Among the company's desktop goals for 2008 and 2009 is to ensure that its desktop products complement its server and middleware products, Red Hat said in a company blog post Wednesday.

Red Hat's strategy is similar to that of Novell, which is currently focusing on Linux for enterprise desktops. The market for Suse Linux on the consumer desktop is taking time to develop, and the market for the desktop for the next three to five years is mainly enterprise-related, Novell President and CEO Ronald Hovsepian said Wednesday.
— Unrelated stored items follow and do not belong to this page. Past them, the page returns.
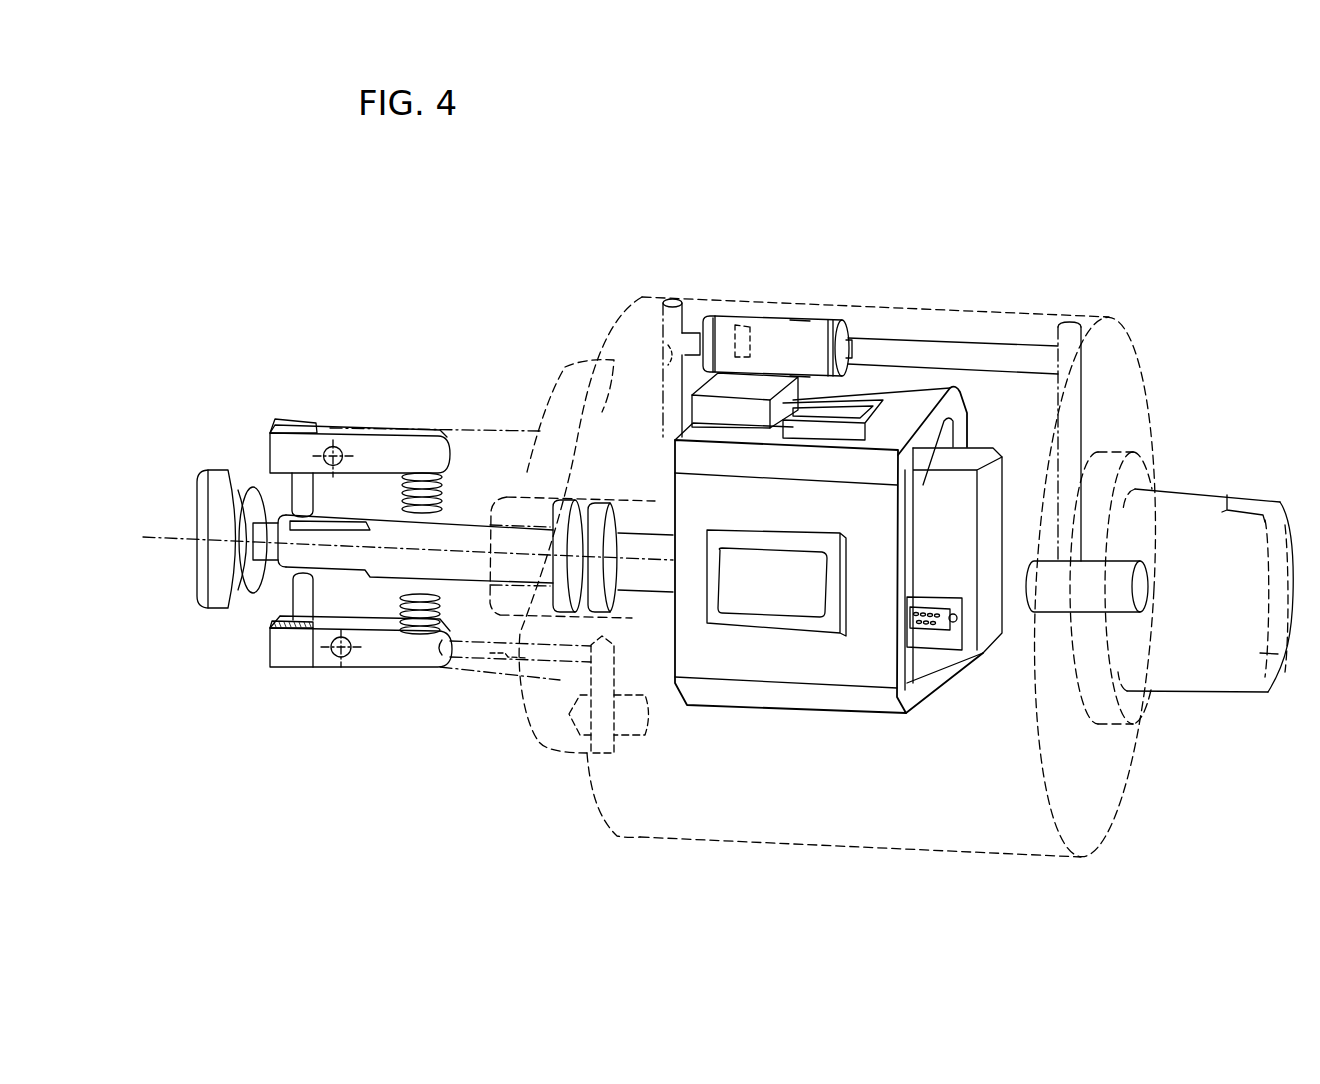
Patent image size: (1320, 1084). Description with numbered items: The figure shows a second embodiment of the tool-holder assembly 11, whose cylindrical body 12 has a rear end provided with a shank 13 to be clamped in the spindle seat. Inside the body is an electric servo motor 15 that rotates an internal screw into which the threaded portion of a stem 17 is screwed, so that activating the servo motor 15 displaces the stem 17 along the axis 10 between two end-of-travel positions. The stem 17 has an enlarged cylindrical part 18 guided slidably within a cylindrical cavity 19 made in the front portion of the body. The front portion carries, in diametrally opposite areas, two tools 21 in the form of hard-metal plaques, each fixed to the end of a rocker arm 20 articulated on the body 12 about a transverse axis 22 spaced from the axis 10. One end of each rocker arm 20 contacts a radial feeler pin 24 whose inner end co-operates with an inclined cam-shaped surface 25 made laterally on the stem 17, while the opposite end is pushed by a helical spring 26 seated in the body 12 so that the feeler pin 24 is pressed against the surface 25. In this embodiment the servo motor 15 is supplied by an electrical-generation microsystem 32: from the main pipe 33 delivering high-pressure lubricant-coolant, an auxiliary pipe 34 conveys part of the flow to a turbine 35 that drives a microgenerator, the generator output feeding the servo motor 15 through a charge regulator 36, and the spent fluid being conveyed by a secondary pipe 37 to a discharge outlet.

The axis 10 is at (152, 545).
The tool-holder assembly 11 is at (1103, 215).
The cylindrical body 12 is at (1052, 302).
The shank 13 is at (1200, 490).
The electric servo motor 15 is at (957, 672).
The stem 17 is at (355, 567).
The enlarged cylindrical part 18 is at (622, 508).
The cylindrical cavity 19 is at (511, 487).
The rocker arm 20 is at (316, 431).
The tool 21 is at (298, 434).
The axis 22 is at (345, 452).
The radial feeler pin 24 is at (302, 490).
The inclined cam-shaped surface 25 is at (330, 508).
The helical spring 26 is at (432, 478).
The electrical-generation microsystem 32 is at (808, 326).
The main pipe 33 is at (490, 655).
The auxiliary pipe 34 is at (652, 360).
The turbine 35 is at (765, 325).
The charge regulator 36 is at (790, 415).
The secondary pipe 37 is at (1003, 348).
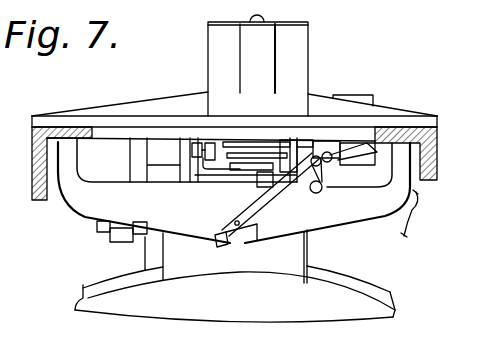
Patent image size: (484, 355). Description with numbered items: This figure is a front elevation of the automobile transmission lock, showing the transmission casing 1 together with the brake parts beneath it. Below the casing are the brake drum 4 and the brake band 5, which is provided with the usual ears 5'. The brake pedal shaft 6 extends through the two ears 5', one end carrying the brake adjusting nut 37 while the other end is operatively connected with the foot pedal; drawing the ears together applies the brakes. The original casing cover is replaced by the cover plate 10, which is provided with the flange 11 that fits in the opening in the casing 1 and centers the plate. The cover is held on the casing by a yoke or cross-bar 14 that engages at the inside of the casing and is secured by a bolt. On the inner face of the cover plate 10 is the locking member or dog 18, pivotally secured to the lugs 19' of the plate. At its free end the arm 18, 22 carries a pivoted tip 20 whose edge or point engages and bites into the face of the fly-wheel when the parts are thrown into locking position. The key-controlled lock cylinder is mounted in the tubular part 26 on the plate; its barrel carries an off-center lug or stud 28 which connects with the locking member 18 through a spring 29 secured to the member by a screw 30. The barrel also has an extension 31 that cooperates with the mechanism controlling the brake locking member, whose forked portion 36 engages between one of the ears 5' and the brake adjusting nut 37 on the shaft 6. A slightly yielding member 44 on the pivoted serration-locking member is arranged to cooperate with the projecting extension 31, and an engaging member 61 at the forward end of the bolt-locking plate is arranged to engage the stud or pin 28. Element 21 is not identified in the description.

The transmission casing 1 is at (436, 171).
The brake drum 4 is at (360, 317).
The brake band 5 is at (247, 311).
The ears 5' is at (235, 270).
The brake pedal shaft 6 is at (416, 220).
The cover plate 10 is at (428, 117).
The flange 11 is at (362, 135).
The cross-bar 14 is at (92, 198).
The locking member 18 is at (282, 196).
The lugs 19' is at (355, 164).
The tip 20 is at (238, 241).
The pivot bracket 21 is at (220, 242).
The arm 22 is at (235, 223).
The tubular part 26 is at (218, 49).
The lug or stud 28 is at (213, 176).
The spring 29 is at (315, 143).
The screw 30 is at (332, 179).
The extension 31 is at (228, 148).
The forked portion 36 is at (141, 226).
The brake adjusting nut 37 is at (118, 244).
The yielding member 44 is at (210, 145).
The engaging member 61 is at (222, 21).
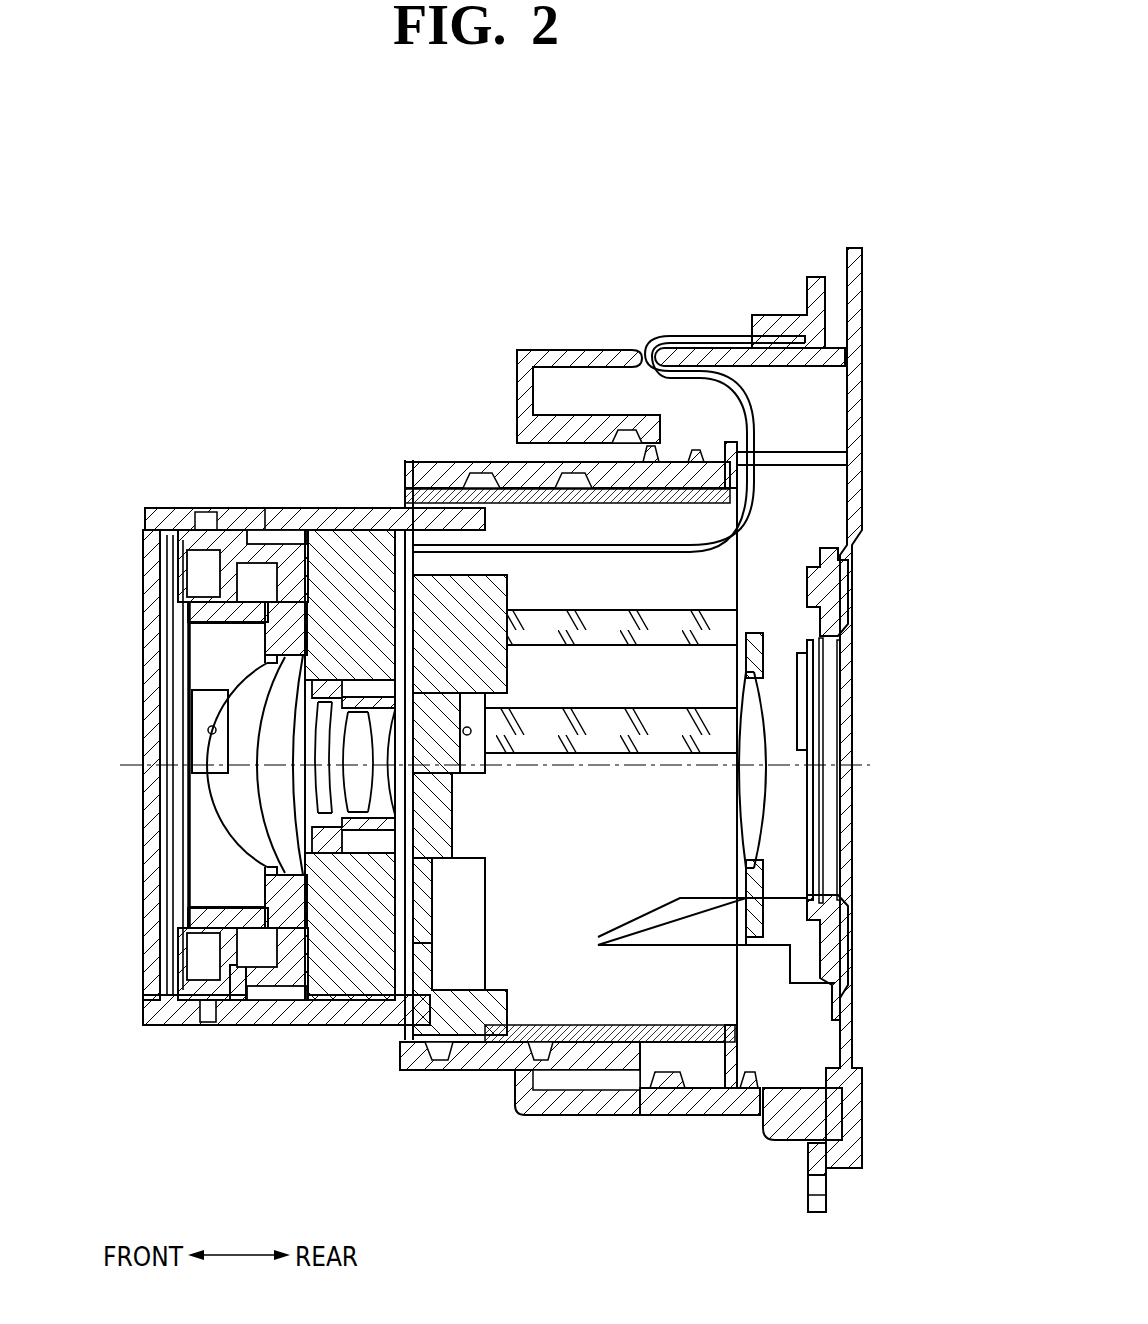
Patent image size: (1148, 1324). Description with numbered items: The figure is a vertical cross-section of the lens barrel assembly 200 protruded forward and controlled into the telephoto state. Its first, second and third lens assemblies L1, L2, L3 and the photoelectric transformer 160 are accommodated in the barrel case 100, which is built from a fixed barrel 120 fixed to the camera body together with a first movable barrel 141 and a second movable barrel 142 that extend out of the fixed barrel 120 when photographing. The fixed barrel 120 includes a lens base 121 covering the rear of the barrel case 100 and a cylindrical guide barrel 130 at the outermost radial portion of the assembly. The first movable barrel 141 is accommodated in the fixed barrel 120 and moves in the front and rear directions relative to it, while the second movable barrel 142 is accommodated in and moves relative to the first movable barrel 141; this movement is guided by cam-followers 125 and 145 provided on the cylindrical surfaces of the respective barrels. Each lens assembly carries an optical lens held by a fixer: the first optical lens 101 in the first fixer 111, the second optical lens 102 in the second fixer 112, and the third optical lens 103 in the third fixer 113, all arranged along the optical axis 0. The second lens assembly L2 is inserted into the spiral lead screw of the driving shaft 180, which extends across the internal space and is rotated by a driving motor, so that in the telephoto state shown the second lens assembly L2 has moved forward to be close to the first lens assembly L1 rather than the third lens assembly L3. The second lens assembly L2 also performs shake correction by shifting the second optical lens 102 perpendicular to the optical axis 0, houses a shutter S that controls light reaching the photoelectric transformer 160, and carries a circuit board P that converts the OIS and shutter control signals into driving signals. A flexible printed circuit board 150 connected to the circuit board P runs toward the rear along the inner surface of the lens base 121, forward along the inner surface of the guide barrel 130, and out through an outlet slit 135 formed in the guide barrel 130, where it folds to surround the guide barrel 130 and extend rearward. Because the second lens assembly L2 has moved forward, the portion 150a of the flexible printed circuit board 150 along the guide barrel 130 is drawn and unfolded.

The barrel case 100 is at (376, 303).
The lens barrel assembly 200 is at (124, 1094).
The optical axis 0 is at (481, 777).
The first optical lens 101 is at (277, 720).
The second optical lens 102 is at (355, 755).
The third optical lens 103 is at (755, 734).
The first fixer 111 is at (185, 619).
The second fixer 112 is at (265, 672).
The third fixer 113 is at (752, 654).
The fixed barrel 120 is at (878, 190).
The lens base 121 is at (856, 250).
The guide barrel 130 is at (816, 277).
The outlet slit 135 is at (632, 330).
The cam-follower 125 is at (623, 428).
The first movable barrel 141 is at (408, 462).
The second movable barrel 142 is at (301, 512).
The cam-follower 145 is at (442, 1050).
The flexible printed circuit board 150 is at (752, 423).
The portion of the flexible printed circuit board 150a is at (600, 553).
The photoelectric transformer 160 is at (830, 818).
The driving shaft 180 is at (594, 630).
The circuit board P is at (400, 598).
The shutter S is at (327, 827).
The first lens assembly L1 is at (267, 962).
The second lens assembly L2 is at (360, 866).
The third lens assembly L3 is at (757, 966).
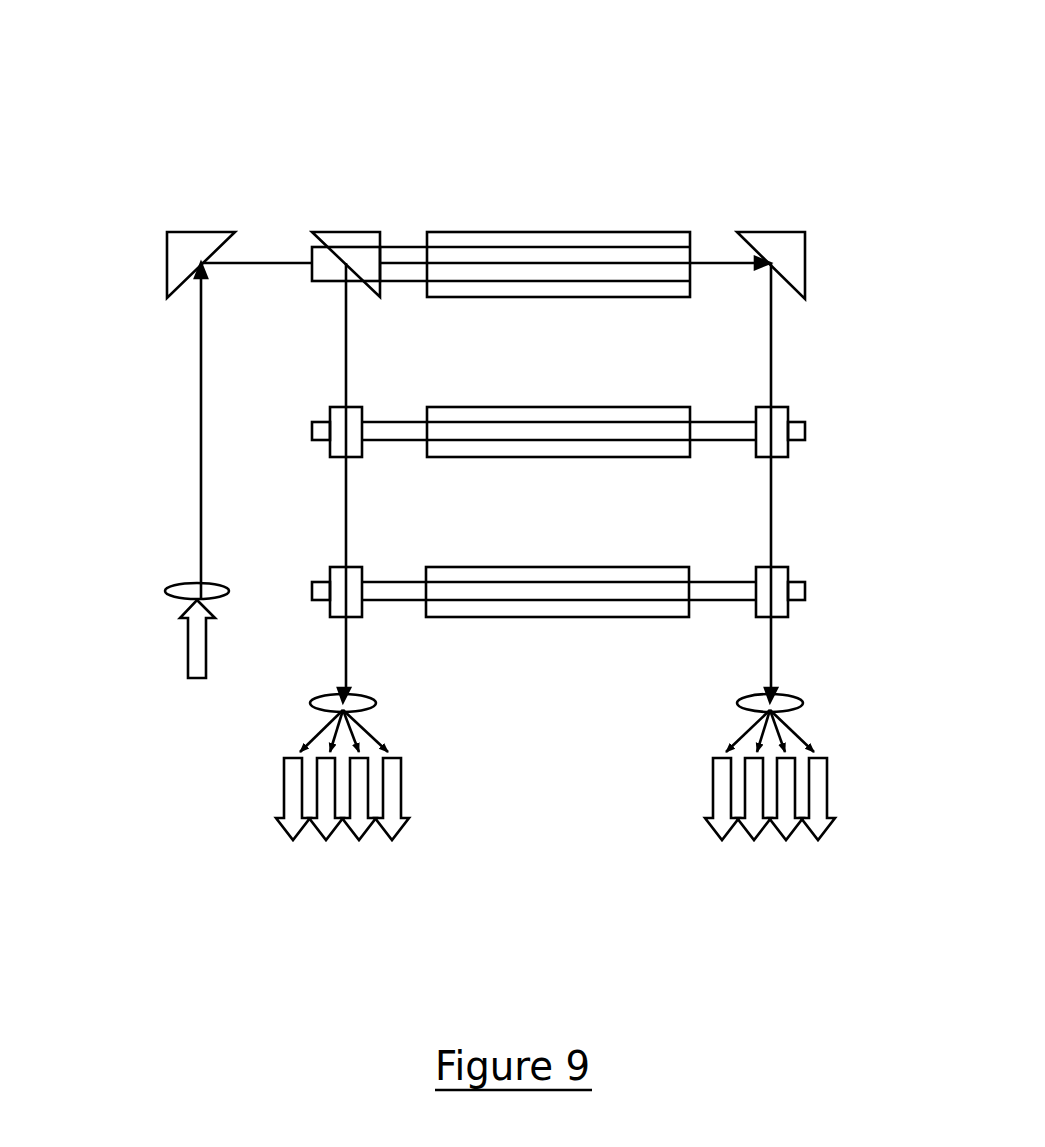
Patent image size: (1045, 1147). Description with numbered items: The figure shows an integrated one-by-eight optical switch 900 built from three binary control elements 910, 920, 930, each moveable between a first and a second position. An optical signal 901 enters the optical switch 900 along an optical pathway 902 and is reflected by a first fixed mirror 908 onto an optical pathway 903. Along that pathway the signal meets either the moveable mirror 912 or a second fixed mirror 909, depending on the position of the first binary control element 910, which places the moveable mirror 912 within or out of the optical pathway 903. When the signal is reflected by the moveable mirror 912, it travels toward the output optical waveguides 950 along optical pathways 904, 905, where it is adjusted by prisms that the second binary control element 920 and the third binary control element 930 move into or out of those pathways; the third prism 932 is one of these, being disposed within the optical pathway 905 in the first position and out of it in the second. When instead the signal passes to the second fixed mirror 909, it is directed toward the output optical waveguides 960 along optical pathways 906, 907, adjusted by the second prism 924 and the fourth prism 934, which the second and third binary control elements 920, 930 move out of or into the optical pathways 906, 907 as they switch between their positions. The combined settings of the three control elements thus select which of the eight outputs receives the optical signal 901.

Red Hat said that the Red Hat Global Desktop (RHGD), originally announced last year, was delayed because of business issues, although Red Hat had hoped to deliver RGHD in a few months, it said in the post. The RGHD is designed exclusively for small, reseller supplied, deployments in emerging markets, like Brazil, Russia, India, and China, and will be supplied by a number of Intel channel partners, the blog entry said.

In a reference to Microsoft, Red Hat said that the desktop market suffers from having one dominant vendor, and some people still perceive that today's Linux desktops simply don't provide a practical alternative. However, a growing number of technically savvy users and companies have discovered that today's Linux desktop is indeed a practical alternative, it added.

"Building a sustainable business around the Linux desktop is tough, and history is littered with example efforts that have either failed outright, are stalled or are run as charities," according to the post. But there's good news too. Technical developments that have become available over the past year or two are accelerating the spread of the Linux desktop, it added.